ALICE HEMMING was proud to be considered a Canadian, although she was born in London, in 1907, and moved to Canada as a small child. Her parents, who had no experience of agricultural life, found themselves on a small farm in the Rocky Mountains of British Columbia and discovered that it was not an easy life; indeed Alice grew up in conditions of some hardship.
As Alice Weaver she graduated with honours from the University of British Columbia in 1928, and used her energy and her enquiring mind to become a journalist, on the Vancouver Sun. Two years later she interviewed a visiting fellow Canadian Harold Hemming, who was then in charge of a delegation of British headmasters; they fell in love and she joined him in London where they were married in 1931. She worked for the Marquess of Donegal, who wrote a gossip column on the Sunday Despatch, and a brief earlier acquaintance with Wallis Simpson got her an exclusive interview with the new Duchess of Windsor soon after the abdication. It was syndicated worldwide.
After the outbreak of the Second World War, while her husband served in the British Army Alice went back to Canada, to Vancouver, to join her two young children. She continued with her journalism, writing two regular columns in the Vancouver Province and giving daily broadcasts on her own radio show in support of the War effort. She was a good public speaker, and toured Canada and the United States extensively (including several successful lectures to the Hollywood stars) raising awareness and support for the Allied cause. She later worked in Ottawa and created the Information Department of the Canadian National Film Board under John Grierson.

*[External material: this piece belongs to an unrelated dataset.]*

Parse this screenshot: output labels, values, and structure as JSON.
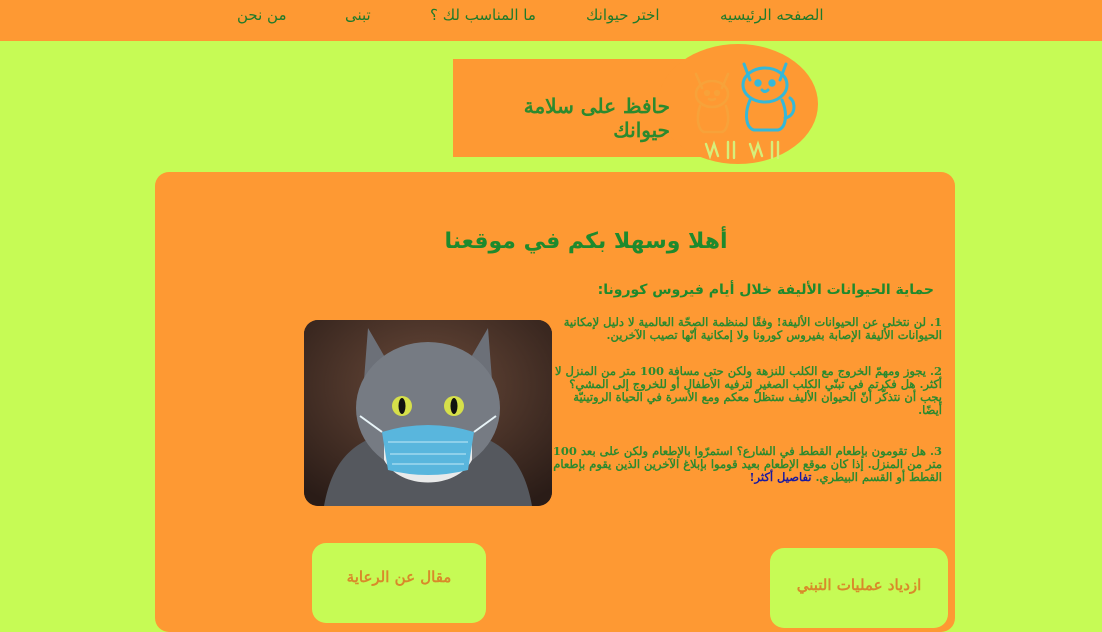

Alice Hemming returned to England in 1944 with her two children and subsequently devoted herself to revitalising the women's movement. She knew many of the surviving suffragettes well, and with the help of Nancy Astor and Ellen Wilkinson in Parliament, worked with the 'Women in Westminster' group to push hard for more women MPs. And she kept close links with Canada. She was a founder member of the Canadian Women's Club in Britain, Vice-President of the International Alliance of Women, and for 40 years President of the Commonwealth Countries' League.
This was the focal point of the last 30 years of her life: the CCL was devoted to helping women from the Commonwealth, particularly from the emerging nations, get further education, and with help from diplomatic wives it became an important campaigning group and fund-raising organisation.
Their annual 'fair', which started in Alice Hemming's garden in Primrose Hill grew into an annual event at the Commonwealth Institute, and her warm and lively personality brought her lasting friendships with many of the women involved. Her unstinting generosity enveloped other visitors to Britain too: as a young broadcaster just arrived from South Africa in the late Sixties I was quickly embraced into the Hemming fold. Her large house where she lived for almost 60 years always had a room for visiting students.
She continued to support the feminists, and also population control: under her influence her son-in-law Alastair Service became involved in the movement to reform the abortion laws, and went on to be general secretary of the Family Planning Association.
Towards the end of her life as she grew frailer her public engagements had to be curtailed, but she still managed to enjoy a good party - including one given last autumn by the Speaker, Betty Boothroyd, for the Commonwealth Countries' League, and a merry evening in honour of the wedding of her eldest grandson. She has left, besides her son and daughter and grandchildren, a large and devoted circle of friends, and a wider group of Commonwealth women whose involvement in public life - as doctors, lawyers, diplomats and politicians - has been in good measure due to her efforts and encouragement.